Reversible malformed UTF-8 to malformed UTF-16 encoding

Tue Mar 19 18:53:41 EDT 2019

* MRAB:

> On 2019-03-19 20:32, Florian Weimer wrote:
>> I've seen occasional proposals like this one coming up:
>> 
>> | I therefore suggested 1999-11-02 on the unicode at unicode.org mailing
>> | list the following approach. Instead of using U+FFFD, simply encode
>> | malformed UTF-8 sequences as malformed UTF-16 sequences.

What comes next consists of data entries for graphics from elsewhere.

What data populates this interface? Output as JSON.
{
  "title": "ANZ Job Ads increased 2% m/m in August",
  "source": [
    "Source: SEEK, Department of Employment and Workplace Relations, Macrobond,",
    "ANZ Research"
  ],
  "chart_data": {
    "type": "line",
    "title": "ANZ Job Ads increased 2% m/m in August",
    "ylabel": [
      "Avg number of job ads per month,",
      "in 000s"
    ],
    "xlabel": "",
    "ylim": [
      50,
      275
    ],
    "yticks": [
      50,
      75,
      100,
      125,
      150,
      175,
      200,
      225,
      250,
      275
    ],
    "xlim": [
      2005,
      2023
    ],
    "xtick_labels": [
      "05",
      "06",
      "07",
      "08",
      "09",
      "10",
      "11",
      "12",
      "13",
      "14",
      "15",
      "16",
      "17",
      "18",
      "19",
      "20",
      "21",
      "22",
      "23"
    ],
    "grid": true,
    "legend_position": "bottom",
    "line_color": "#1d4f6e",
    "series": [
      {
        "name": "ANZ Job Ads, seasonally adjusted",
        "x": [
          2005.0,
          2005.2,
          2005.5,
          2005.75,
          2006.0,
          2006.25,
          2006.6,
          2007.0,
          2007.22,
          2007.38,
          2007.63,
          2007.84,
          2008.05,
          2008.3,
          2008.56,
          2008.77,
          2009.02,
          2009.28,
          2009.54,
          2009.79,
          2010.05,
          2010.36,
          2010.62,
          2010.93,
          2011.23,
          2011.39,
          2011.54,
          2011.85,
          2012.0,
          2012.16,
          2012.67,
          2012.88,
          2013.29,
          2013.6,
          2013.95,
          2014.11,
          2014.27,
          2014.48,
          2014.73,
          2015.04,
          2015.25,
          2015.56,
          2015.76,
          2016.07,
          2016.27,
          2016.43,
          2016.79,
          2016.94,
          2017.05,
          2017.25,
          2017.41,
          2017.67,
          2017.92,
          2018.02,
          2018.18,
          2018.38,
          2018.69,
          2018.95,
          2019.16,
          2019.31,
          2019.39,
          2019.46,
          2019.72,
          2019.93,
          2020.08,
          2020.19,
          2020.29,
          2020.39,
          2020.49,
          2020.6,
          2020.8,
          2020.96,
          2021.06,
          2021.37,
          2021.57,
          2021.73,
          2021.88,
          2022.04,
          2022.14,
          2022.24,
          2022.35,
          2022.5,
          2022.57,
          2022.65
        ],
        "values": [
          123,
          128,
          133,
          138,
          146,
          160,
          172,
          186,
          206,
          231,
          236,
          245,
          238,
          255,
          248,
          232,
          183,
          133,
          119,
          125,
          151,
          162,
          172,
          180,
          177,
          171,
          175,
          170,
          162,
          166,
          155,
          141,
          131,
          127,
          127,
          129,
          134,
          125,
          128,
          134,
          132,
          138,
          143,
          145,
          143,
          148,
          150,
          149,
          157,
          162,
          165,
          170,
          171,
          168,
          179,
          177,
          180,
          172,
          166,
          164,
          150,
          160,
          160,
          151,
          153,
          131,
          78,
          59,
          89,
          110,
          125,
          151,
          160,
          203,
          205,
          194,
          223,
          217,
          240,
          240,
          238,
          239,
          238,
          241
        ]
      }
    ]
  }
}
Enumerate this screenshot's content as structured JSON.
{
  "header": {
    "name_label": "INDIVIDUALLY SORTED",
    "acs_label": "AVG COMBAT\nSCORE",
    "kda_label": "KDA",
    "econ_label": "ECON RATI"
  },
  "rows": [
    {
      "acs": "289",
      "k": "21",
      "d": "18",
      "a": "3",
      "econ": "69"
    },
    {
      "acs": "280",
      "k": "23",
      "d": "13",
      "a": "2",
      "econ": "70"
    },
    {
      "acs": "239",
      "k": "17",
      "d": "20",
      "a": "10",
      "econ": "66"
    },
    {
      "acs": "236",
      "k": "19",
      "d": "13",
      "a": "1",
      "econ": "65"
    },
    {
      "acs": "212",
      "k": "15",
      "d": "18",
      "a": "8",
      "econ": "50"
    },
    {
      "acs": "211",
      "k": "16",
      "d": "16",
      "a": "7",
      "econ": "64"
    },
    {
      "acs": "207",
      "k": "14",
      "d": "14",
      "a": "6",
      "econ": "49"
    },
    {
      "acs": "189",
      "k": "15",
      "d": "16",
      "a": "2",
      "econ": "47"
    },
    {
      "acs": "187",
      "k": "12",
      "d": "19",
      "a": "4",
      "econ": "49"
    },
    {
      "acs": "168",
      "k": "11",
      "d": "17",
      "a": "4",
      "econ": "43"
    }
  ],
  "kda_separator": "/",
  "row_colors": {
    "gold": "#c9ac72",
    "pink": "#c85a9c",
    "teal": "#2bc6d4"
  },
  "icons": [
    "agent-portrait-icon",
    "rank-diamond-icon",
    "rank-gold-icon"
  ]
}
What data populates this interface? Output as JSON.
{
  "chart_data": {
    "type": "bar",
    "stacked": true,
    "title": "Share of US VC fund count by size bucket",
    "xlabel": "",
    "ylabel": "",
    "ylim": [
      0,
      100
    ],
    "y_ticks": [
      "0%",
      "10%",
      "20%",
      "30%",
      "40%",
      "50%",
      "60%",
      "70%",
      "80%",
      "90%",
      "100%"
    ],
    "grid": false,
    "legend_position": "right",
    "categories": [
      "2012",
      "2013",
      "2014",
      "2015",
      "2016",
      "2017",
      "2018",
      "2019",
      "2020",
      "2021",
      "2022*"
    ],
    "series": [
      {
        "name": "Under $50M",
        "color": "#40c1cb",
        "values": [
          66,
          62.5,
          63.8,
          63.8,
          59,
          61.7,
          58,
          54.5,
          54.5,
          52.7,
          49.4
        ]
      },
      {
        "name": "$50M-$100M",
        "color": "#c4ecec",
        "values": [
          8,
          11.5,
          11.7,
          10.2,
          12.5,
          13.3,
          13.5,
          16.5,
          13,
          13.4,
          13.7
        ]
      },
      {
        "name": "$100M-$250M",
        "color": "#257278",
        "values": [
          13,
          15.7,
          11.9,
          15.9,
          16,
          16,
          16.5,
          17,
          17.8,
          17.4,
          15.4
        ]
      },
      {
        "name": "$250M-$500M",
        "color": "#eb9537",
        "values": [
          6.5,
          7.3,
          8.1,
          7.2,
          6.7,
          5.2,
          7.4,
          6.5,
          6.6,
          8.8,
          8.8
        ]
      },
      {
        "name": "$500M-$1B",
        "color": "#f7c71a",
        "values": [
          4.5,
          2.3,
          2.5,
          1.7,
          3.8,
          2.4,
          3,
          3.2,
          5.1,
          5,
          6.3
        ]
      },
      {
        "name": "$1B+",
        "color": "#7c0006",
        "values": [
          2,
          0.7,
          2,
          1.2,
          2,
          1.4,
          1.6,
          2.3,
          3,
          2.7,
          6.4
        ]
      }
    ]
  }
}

Malformed
>> | UTF-8 sequences consist excludively of the bytes 0x80 - 0xff, and
>> | each of these bytes can be represented using a 16-bit value from the
>> | UTF-16 low-half surrogate zone U+DC80 to U+DCFF. Thus, the overlong
>> | "K" (U+004B) 0xc1 0x8b from the above example would be represented
>> | in UTF-16 as U+DCC1 U+DC8B. If we simply make sure that every UTF-8
>> | encoded surrogate character is also treated like a malformed
>> | sequence, then there is no way that a single high-half surrogate
>> | could precede the encoded malformed sequence and cause a valid
>> | UTF-16 sequence to emerge.
>> 
>> <http://hyperreal.org/~est/utf-8b/releases/utf-8b-20060413043934/kuhn-utf-8b.html>
>> 
>> Has this ever been implemented in any Python version?  I seem to
>> remember something like that, but all I could find was me talking
>> about this in 2000.

> Python 3 has "surrogate escape". Have a read of PEP 383 -- Non-decodable 
> Bytes in System Character Interfaces.

Thanks, this is the information I was looking for.